Politicians were afraid to say no. They did not want tol get voted out of office. When the Republicans wanted to lower taxes, they would say, “no problem”. When the Democrats wanted more benefits and spending, they thought, “It’s OK, we’ll just borrow a little and pay it back later.”

The problem with this approach is that laternever comes. When there is economic chaos, they say that now is not the time to cut spending. When times are good, like from 1995 – 2008, the last thing that people are thinking about is future financial problems. The net result is that the debt just piles up until it becomes too big to pay off.

I believe that we have reached that point. Between Medicare, Medicaid and Social Security alone, we have $72 trillion in liabilities. The national debt is approaching $14 trillion, and growing at a record pace. And, there is no slowing down in sight.

In order to pay all of these liabilities, the government (and the Fed, specifically) is creating dollars out of thin air. This means that they are inflating the money supply, or the number of dollars in existence. It’s like turning on the printing press, without anything to back up all the dollars being printed. It’s like a giant Ponzi scheme.

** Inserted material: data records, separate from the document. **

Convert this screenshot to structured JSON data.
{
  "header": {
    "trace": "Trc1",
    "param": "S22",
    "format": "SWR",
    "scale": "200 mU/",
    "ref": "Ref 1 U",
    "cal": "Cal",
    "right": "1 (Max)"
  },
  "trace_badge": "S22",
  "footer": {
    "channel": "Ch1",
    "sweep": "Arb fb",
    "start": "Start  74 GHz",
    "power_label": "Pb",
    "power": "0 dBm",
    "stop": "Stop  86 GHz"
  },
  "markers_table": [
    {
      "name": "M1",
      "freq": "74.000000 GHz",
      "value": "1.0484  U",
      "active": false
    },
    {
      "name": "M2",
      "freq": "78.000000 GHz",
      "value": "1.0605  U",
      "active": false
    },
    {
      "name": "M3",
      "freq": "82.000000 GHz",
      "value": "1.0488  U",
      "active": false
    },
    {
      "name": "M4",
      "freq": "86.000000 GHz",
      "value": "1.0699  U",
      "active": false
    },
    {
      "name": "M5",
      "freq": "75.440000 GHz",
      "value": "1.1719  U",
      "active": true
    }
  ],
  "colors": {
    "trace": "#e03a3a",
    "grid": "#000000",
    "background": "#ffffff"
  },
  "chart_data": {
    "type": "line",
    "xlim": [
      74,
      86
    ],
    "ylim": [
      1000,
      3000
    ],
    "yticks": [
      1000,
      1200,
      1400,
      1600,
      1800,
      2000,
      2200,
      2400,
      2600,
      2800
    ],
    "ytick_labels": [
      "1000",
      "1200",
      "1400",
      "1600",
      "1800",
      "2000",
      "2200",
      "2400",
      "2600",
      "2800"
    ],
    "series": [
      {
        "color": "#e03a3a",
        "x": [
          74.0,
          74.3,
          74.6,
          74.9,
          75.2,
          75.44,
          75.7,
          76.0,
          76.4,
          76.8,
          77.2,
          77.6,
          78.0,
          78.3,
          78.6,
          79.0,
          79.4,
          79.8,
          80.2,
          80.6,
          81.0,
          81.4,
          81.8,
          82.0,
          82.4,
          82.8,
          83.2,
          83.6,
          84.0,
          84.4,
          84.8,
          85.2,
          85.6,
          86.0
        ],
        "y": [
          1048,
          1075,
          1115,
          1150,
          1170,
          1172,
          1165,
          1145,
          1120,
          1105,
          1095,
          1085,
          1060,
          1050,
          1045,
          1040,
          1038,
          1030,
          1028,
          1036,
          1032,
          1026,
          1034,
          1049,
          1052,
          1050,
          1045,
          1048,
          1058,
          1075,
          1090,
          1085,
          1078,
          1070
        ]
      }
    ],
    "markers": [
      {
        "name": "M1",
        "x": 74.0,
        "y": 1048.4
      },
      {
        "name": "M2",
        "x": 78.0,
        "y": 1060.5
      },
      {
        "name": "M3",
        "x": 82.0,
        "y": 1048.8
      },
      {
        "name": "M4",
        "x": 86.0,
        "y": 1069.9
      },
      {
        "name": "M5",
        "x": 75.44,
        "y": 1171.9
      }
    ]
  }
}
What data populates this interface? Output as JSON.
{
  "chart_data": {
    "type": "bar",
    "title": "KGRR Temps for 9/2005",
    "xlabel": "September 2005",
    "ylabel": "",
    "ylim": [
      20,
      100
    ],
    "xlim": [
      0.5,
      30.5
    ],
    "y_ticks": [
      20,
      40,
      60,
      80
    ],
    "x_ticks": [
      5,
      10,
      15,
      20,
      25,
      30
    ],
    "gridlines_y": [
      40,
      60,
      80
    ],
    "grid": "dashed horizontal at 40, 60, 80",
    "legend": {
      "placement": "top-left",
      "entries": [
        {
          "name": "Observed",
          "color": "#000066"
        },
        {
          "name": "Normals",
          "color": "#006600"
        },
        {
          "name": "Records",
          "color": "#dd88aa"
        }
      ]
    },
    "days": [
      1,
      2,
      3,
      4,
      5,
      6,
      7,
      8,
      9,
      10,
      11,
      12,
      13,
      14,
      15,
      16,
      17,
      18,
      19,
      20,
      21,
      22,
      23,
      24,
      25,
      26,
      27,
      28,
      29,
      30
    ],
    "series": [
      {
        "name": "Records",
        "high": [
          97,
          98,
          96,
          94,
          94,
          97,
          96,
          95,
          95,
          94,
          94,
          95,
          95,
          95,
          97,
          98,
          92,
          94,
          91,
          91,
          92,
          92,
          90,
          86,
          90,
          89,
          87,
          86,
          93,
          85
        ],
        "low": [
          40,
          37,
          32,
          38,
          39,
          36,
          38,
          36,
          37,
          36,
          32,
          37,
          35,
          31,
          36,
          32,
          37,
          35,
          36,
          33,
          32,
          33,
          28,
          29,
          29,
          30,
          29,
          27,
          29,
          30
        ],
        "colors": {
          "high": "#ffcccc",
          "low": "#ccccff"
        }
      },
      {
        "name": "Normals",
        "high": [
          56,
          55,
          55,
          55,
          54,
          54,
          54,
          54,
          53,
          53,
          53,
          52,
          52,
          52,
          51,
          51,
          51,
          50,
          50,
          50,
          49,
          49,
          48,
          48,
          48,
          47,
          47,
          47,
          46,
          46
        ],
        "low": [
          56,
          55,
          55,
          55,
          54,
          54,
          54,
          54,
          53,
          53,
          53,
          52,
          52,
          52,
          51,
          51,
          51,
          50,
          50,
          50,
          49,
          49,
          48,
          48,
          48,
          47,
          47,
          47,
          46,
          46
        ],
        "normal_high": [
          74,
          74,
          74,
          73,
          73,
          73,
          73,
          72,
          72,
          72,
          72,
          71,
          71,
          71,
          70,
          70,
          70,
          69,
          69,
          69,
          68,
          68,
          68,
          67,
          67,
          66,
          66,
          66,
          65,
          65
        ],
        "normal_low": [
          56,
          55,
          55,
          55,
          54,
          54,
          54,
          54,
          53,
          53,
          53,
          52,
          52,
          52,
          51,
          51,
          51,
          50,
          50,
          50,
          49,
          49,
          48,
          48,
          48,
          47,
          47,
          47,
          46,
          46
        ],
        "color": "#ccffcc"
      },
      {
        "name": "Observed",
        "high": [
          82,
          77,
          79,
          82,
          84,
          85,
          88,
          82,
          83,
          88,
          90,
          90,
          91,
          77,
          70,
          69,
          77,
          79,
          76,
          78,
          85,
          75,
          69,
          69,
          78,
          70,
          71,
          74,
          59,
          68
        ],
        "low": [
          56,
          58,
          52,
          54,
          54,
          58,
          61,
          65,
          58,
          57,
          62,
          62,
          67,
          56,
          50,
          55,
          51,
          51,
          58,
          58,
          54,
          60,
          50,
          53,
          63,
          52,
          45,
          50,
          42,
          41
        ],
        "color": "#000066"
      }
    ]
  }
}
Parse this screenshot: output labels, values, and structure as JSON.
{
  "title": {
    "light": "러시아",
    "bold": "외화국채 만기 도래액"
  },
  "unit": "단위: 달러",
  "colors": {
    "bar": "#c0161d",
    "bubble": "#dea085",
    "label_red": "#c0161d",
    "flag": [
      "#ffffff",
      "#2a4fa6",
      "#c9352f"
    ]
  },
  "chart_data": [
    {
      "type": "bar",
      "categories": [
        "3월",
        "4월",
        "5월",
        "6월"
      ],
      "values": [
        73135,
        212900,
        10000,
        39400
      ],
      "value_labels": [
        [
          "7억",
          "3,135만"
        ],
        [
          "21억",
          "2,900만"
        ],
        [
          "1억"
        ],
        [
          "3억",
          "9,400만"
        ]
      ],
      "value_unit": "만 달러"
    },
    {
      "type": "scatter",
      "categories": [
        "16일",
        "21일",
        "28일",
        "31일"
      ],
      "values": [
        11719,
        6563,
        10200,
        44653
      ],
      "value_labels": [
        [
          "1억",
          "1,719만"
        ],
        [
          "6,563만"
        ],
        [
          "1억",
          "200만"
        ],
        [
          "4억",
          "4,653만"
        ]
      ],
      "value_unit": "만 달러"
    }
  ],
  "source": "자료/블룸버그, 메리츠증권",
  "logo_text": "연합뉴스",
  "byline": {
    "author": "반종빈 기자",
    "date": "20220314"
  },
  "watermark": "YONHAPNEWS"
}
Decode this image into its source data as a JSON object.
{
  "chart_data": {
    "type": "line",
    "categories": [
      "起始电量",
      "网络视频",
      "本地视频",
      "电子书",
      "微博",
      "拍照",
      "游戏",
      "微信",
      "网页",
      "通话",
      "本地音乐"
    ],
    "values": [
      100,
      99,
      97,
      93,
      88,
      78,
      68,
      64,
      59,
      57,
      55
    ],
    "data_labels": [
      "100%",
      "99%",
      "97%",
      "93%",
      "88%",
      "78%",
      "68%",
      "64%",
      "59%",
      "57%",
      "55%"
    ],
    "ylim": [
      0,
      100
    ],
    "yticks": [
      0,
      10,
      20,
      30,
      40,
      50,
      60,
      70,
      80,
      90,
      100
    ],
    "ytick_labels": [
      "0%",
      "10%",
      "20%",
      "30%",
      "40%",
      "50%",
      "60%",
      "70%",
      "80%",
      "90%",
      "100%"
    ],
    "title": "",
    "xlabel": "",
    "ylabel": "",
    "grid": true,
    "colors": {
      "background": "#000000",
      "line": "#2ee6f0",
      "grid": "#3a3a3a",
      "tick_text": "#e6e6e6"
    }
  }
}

We have already seen the effects of this inflation. The dollar has lost nearly half of its value since 2002. And, the situation has become much more dire since then.

So what? How does this affect me?

This economic shift will affect every American, and most people around the world. It means that saving dollars is a recipe for poverty. Hoping to get a measly 2% or 5% won’t work. In a year the dollar could lose 10%, 20% or even more of its value.

Like most things in life, we can allow this force to destroy us, or we can harness the knowledge to our benefit. As the dollar falls, other assets will rise. Gold, silver, the Indian Rupee and the Chinese Yuan are good candidates. I don’t know what will happen, but it seems clear that the dollar’s rule is coming to an end.

We can control our finances, or allow our finances to control us. Millions of people will get wiped out as the dollar continues to lose value. Most will lament that it isn’t their fault and that the government is to blame. I beg to differ.

That is the fate of the average person, but not the destiny of those who choose to get educated. Now, like always, is a great time to invest and improve our future. We each get to choose our own path of prosperity. I can’t tell you what to do, but I can suggest learning about the forces at work in our economy and finding ways of using them to our benefit.

One thought on “The End of the Dollar

  1. Mandamus

    Don’t forget about the phantom money created by wall street.
    When a shares value goes from 40$ to 60$, that value is marked down as an asset, and it can be used to borrow money. Where did that value come from? Since until recently there was only so much actual cash available to be put in bank accounts, they found a way to make imaginary money that everyone agreed was just as good as real money. That’s what all the debt is that’s floating around. Not just the government debt, the corporations have done it too.